ノロ、カミンチュ、ユタ。
ウチナーンチュさえ、未だに違いを知らない人が多いです。
先日も相談にのって欲しいとノロ殿内に訪ねて来た人がいました。
判断(鑑定)はしていない事を伝えると残念そうにしていましたが、話をすると納得して帰られました。
皆さん、不安に苦しんでいてどうしていいのか分からないのです。
答えを出すのは自分しかいない事に気づくと楽になるのですが、自分を信じきれていないのでしょうね。
ノロとは琉球王国時代に任命された祈りを捧げる人。
管轄の御嶽や拝所で国や民の為に祭祀を執り行うのがお役目です。国からお給料を頂いていた、今で言う国家公務員です。
世襲制で跡を継いでいました。
ノロ制度が廃止になった今では、ほとんどのノロは途絶えてしまっています。
カミンチュとは琉球王国時代のノロをカミンチュと呼んでいました。
ノロ以外ではノロのお供をしていた「供のかね」がカミンチュです。
供のかねはノロの祭祀にお供をして一緒に祈りを捧げていた存在です。
祖母がノロを務めていた時代は数名の供のかねが祖母を迎えに来ていたのを思い出します。
残念ながら今では一人も残っていません。
供のかねも祭祀の際に神衣装を着てノロと共に祈願していました。昔は門中ごとにカミンチュを出して管轄の拝所でノロと共に祈願していたそうです。
ノロ、供のかねをカミンチュと言います。
カミンチュとは国、村の為に祈りを捧げていた人の事です。
ユタ、霊能者は生まれ持って霊力があり先祖や亡くなった方と話し、個人の相談にのっています。個人の拝み事にも同行したりと個人の為に動いています。
血筋での継承ではなく、生まれ持っての能力です。
ユタの家系には霊能力を持つ人が生まれることも多いようです。
琉球王国時代は霊力がある人をノロに任命していました。その名残りがあるのでしょうね。

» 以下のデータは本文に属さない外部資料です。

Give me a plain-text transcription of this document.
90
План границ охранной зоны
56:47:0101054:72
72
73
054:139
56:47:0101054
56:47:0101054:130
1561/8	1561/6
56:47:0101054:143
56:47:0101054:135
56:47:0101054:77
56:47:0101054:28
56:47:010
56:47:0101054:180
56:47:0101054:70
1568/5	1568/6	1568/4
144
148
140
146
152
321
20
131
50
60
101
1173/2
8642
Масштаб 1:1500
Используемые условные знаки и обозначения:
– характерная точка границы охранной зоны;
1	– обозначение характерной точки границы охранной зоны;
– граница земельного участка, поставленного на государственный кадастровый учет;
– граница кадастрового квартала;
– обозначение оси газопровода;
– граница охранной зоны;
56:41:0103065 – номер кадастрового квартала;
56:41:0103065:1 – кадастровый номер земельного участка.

ノロというと「判断できる人」と勘違いしてしまうのだと思います。
ノロ、カミンチュは祈りを捧げるのがお役目で、決まった祭祀を務めているだけです。
琉球の歴史を知ると違いが分かると思います。
判断して欲しいとノロ殿内を訪ねて来る人を見るたび、申し訳なく思います。
もっともっと伝えなければいけません。